First Appeal before CIT(A)
The assessee took the matter before the Commissioner of Income-tax (Appeals). The key submissions placed before the CIT(A) included:
Duplication of a sale transaction:
The assessee argued that one sale had been recorded twice – once through an original deed and again through a subsequent amended deed, both having the same consideration of Rs.3,75,000/- (Sl. Nos. corresponding to Document No.2327 and Document No.2361).Wrong assessment year selection:
A sale deed reflected under Document No.3923 dated 17/08/2016 was treated as a transaction for the year under consideration, even though it pertained to the subsequent year. Conversely, another deed, Document No.3495 dated 23/07/2015, which related to the year under consideration, had been left out of the AO’s working.Co-ownership issue:
In respect of Document No.2360 dated 25/05/2015, the assessee contended that the property was jointly owned by five persons and only his 1/5th share could be subjected to capital gains tax, not the entire sale value of Rs.9,12,000/-.

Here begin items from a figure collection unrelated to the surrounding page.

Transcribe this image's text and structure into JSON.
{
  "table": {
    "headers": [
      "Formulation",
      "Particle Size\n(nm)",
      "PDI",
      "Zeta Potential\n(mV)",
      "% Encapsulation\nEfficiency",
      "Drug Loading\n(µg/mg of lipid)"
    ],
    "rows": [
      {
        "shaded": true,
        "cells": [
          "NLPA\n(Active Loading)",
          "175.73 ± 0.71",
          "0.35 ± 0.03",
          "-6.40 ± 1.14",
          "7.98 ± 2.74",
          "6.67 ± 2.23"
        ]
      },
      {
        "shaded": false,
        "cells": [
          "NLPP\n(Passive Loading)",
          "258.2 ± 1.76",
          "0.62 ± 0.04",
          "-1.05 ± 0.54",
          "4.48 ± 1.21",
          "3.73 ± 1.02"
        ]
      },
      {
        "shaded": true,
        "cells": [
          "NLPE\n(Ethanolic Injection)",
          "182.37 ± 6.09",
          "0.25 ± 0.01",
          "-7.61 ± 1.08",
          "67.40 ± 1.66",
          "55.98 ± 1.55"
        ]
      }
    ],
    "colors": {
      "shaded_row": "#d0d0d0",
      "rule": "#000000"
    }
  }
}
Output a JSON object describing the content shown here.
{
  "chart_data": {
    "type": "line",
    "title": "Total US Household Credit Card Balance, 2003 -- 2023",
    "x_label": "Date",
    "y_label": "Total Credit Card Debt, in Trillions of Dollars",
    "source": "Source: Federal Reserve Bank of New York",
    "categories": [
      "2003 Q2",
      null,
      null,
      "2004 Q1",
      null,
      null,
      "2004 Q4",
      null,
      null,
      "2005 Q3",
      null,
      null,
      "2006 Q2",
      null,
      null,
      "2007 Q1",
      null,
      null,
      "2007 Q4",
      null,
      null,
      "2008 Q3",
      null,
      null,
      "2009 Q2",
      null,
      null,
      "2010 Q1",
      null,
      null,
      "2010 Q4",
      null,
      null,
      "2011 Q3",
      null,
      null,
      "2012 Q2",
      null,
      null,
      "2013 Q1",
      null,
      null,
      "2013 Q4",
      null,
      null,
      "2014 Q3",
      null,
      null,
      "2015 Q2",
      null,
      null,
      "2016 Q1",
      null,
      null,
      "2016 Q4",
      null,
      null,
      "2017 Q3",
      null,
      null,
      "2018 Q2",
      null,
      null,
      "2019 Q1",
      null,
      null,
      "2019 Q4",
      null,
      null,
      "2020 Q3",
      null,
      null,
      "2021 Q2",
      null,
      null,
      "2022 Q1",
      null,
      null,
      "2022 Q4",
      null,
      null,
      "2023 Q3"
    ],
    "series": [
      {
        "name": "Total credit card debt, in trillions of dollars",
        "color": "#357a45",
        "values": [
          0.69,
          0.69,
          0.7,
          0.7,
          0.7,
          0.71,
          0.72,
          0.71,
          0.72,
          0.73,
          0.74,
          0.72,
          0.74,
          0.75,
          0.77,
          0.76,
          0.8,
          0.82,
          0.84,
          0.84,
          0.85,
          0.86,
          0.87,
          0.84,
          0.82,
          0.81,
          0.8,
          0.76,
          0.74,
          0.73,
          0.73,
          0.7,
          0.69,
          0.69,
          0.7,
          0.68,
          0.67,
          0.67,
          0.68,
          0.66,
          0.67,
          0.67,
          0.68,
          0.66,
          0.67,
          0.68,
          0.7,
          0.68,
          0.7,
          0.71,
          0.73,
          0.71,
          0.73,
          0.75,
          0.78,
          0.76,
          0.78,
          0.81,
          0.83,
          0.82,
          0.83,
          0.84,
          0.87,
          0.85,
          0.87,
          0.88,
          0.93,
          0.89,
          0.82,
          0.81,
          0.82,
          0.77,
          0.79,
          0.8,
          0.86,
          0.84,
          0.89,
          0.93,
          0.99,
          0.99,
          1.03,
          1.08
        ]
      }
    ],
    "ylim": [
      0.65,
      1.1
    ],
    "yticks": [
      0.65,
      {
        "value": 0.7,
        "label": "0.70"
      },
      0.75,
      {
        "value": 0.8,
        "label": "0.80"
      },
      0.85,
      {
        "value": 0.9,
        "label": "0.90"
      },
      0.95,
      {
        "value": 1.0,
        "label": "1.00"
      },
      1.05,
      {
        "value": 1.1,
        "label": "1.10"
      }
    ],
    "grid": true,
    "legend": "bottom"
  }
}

The CIT(A) recorded that, despite opportunities, the assessee did not actively pursue the appeal by way of detailed submissions or further supporting documents beyond the Statement of Facts.
Even so, the CIT(A):
Directed the AO to verify the assessee’s contentions regarding:
- Duplication of transactions between Document No.2327 (original) and Document No.2361 (amended); and
- The alleged mismatch of year between Document No.3495 (original) and Document No.3923 (amended in later year),
and to allow relief if the assessee’s contention was found factually correct.